Tulsa, Oklahoma – A financial advisor recently posed a common inquiry about Social Security benefits. The advisor asked whether his 68-year-old client could suspend his Social Security retirement benefit to earn delayed retirement credits. The answer to this question involves several important tax and personal finance considerations for the client.
According to guidance from the Social Security Administration, if an individual has reached full retirement age but is not yet 70, they can request to suspend their retirement benefit payments. By doing so, they will earn delayed retirement credits for each month their benefits are suspended, resulting in a higher benefit payment when they decide to resume them.
The decision to suspend benefit payments should be made after consulting with a financial advisor, and the individual can make a request to suspend payments by contacting the Social Security Administration or submitting a written request. Benefit payments will be automatically reinstated the month the individual reaches age 70, or sooner if they request it prior to that age.

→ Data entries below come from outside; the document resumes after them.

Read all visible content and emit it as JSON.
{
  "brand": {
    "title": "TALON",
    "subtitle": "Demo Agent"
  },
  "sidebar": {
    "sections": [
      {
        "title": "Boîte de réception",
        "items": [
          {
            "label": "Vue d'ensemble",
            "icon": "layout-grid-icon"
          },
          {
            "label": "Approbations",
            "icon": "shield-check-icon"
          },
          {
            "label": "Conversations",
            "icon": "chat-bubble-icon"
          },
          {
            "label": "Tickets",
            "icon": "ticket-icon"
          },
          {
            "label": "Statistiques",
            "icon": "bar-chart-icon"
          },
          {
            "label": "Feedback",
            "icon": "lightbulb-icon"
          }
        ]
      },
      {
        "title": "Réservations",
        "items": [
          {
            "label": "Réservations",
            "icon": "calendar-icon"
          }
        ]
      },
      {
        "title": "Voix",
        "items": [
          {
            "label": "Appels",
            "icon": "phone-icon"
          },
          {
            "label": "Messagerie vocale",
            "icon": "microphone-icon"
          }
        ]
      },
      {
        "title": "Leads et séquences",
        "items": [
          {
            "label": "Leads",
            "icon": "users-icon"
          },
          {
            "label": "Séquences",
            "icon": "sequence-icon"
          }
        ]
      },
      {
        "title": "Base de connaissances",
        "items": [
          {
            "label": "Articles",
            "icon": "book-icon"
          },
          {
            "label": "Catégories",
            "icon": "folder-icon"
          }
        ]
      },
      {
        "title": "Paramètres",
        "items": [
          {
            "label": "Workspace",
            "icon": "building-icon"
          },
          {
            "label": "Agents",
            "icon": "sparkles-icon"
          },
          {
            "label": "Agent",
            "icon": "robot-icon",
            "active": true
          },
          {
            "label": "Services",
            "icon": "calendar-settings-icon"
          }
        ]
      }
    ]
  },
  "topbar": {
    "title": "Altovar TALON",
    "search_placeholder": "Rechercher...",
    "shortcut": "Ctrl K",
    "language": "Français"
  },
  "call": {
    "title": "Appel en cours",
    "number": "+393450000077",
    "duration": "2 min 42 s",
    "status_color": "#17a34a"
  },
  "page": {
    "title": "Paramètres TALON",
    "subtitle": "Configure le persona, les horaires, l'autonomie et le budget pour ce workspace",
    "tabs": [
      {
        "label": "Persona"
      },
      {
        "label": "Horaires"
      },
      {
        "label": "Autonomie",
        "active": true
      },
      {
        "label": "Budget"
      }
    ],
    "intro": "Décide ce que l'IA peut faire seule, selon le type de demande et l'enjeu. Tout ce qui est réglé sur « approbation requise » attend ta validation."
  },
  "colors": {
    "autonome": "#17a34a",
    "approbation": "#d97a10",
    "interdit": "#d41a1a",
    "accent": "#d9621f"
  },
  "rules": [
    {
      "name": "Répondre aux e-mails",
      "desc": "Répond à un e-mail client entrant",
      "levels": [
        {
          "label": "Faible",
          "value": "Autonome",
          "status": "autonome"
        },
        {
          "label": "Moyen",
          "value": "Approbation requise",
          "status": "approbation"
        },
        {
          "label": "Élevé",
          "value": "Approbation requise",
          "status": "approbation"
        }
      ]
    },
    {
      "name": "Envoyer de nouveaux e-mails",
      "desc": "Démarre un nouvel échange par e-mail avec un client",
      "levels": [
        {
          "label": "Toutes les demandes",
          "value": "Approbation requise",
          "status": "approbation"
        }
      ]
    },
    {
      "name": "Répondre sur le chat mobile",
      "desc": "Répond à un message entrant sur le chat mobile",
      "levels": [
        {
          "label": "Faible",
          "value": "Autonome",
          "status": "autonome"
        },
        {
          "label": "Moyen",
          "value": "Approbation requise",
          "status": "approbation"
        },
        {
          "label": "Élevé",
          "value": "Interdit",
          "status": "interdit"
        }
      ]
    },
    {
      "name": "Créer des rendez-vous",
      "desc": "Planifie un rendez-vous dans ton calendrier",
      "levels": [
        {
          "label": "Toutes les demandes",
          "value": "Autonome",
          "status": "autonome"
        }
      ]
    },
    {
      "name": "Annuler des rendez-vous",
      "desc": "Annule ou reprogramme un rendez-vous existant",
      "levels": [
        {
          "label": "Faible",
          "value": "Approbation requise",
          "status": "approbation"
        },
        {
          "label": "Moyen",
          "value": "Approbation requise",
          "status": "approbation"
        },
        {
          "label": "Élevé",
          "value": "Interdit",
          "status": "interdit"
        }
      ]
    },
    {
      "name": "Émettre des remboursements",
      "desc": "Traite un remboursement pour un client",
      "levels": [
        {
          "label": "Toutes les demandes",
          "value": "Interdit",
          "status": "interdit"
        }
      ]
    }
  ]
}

However, there are several factors to consider when contemplating a suspension of retiree benefits. If an individual voluntarily suspends their retirement benefit, others who receive benefits on their record will not be able to receive benefits for the same period that the retiree’s benefits are suspended, with some exceptions for divorced spouses. Additionally, Medicare Part B premiums cannot be deducted from suspended benefits, meaning the individual will be billed for such premiums.
Overall, the rules related to suspending Social Security retiree benefits are complex, and it’s important for individuals to seek expert advice from a tax and/or legal advisor when considering this option. Any decision about Social Security benefits should take into account not only the potential for earning delayed retirement credits, but also the impact on family benefits and Medicare considerations.